As the world’s economy continues to recover from the financial crisis, many people are struggling to buy homes. This has meant a competitive real estate market in many parts of the world, requiring buyers to navigate the challenges of owning a home, including competing with wealthy investors who have the cash to buy homes. Getting approved for a mortgage loan to buy a home is never easy, but you can bypass the odds and own a home. Here are the tips on getting approved for your home loan.

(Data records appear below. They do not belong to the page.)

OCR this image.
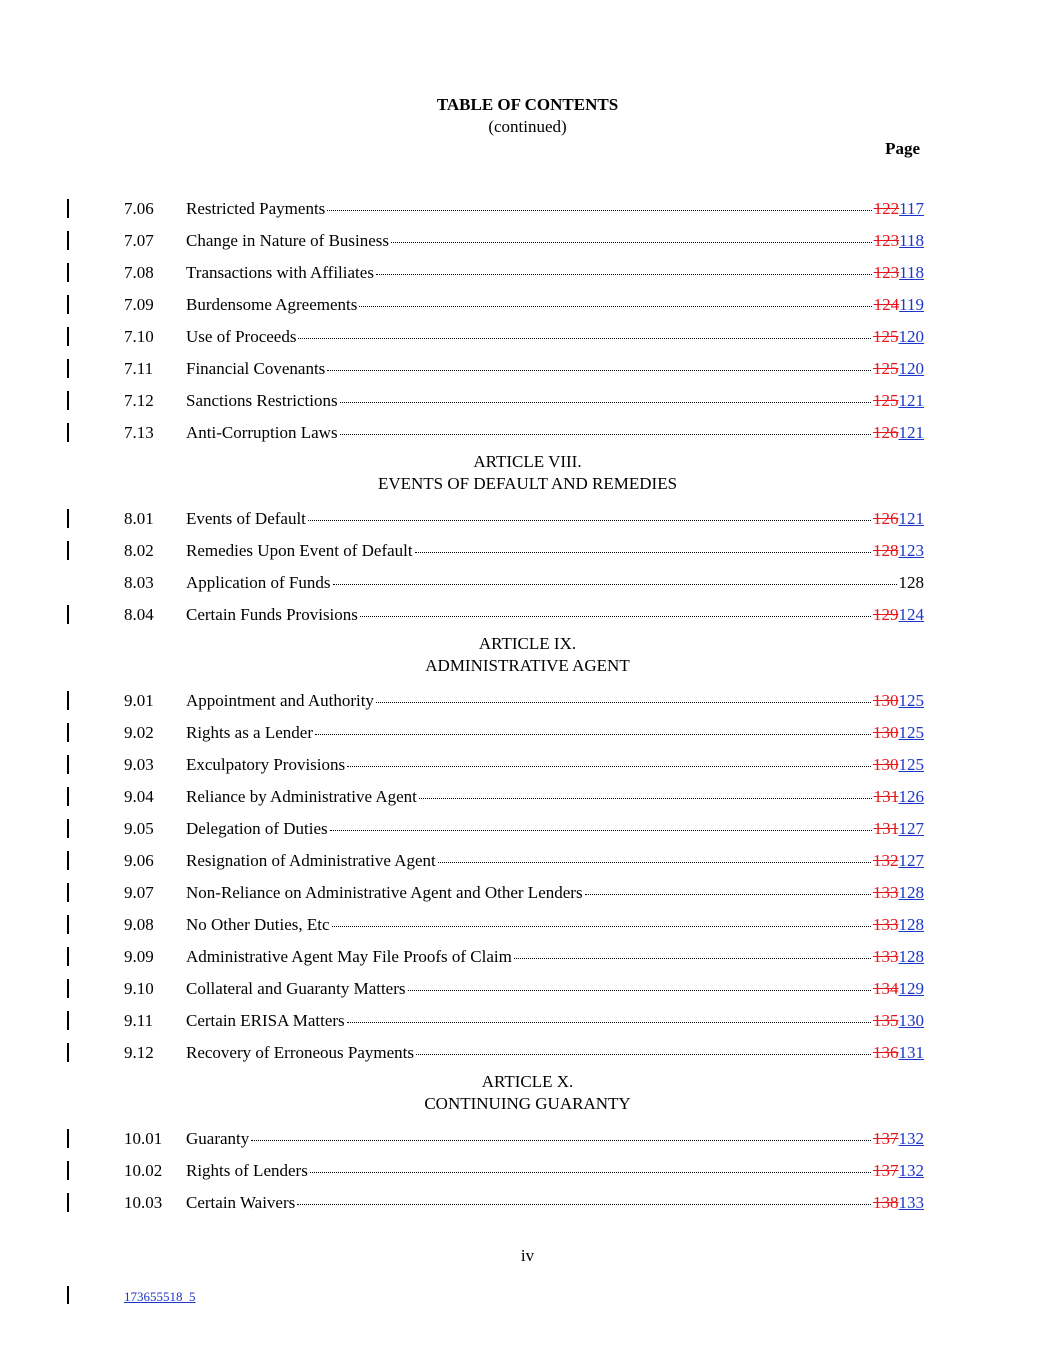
TABLE OF CONTENTS
(continued)
Page
7.06 Restricted Payments	122117
7.07 Change in Nature of Business	123118
7.08 Transactions with Affiliates	123118
7.09 Burdensome Agreements	124119
7.10 Use of Proceeds	125120
7.11 Financial Covenants	125120
7.12 Sanctions Restrictions	125121
7.13 Anti-Corruption Laws	126121
ARTICLE VIII.
EVENTS OF DEFAULT AND REMEDIES
8.01 Events of Default	126121
8.02 Remedies Upon Event of Default	128123
8.03 Application of Funds	128
8.04 Certain Funds Provisions	129124
ARTICLE IX.
ADMINISTRATIVE AGENT
9.01 Appointment and Authority	130125
9.02 Rights as a Lender	130125
9.03 Exculpatory Provisions	130125
9.04 Reliance by Administrative Agent	131126
9.05 Delegation of Duties	131127
9.06 Resignation of Administrative Agent	132127
9.07 Non-Reliance on Administrative Agent and Other Lenders	133128
9.08 No Other Duties, Etc	133128
9.09 Administrative Agent May File Proofs of Claim	133128
9.10 Collateral and Guaranty Matters	134129
9.11 Certain ERISA Matters	135130
9.12 Recovery of Erroneous Payments	136131
ARTICLE X.
CONTINUING GUARANTY
10.01 Guaranty	137132
10.02 Rights of Lenders	137132
10.03 Certain Waivers	138133
iv
173655518_5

Document your income and debt statuses
One of the first steps of applying for a mortgage is to have all the information about your earnings and debt in place. Here, you will need to provide a proof of income by providing at least two months of pay stubs to the mortgage provider. The process of underwriting can be a little involving for those who are self-employed. You will need to provide your tax returns summaries to help your lender determine your indebtedness. It is advisable to pay off all your loans first and avoid new loans before approaching a lender. You will need to use a home loan calculator to help you estimate the amount of loan that you can afford.
Know your credit health
First, obtain your credit information, including your credit score and a summary of your credit history. It is important to get in advance to allow for correction of errors and negative items, including late payments. You might need to enroll to a credit report service to help you get up to date information about your credit history as you continue to search for a home loan. Many lenders prefer that your FICO credit score be above 700. If your credit score is less than this, you may need to find a highly qualified guarantor or cosigner or wait to get better scores before getting the approval. Higher credit scores attract lower mortgage rates, which can mean thousands of dollars in savings. Avoid applying for a loan a few months to getting your mortgage since this makes lenders suspicious about you.
Know your mortgage budget
Perhaps this should be the first thing to think about even before you talk to your lender. Determine how much home you can afford to pay comfortably before you apply for a loan. The best rule is to ensure that your total payment towards the loan, including other fees and taxes should be less than 35 percent of the gross income. However, it is recommended that you stick to 25 percent of your gross pre-tax income since there are lenders out there who are a little conservative considering that the house payments many vary based on the changing interest rates, property taxes and the cost of insuring the home. Therefore, you will need to consider these items when determining how much of a loan you can afford.
Your down payments
Next, you need to determine how much money you need to save towards your down payment. Today, many lenders are requiring borrowers to have at least ten percent of the total loan. However, people getting an FHA or other special loans may need to pay less than 10 percent. Paying a higher down payment will help you avoid the high cost of private mortgage insurance (PMI) which is intended to cushion the lender in the event of foreclosure before you establish a reasonable equity in the home.
In conclusion, the process of getting approved for a mortgage can be tedious, but you can make it easier by ensuring a favorable credit score, cutting on debts, putting forward a higher down payment and budgeting for your loan.Having a mortgage calculator can help you determine your ability to pay a mortgage loan that you are looking for.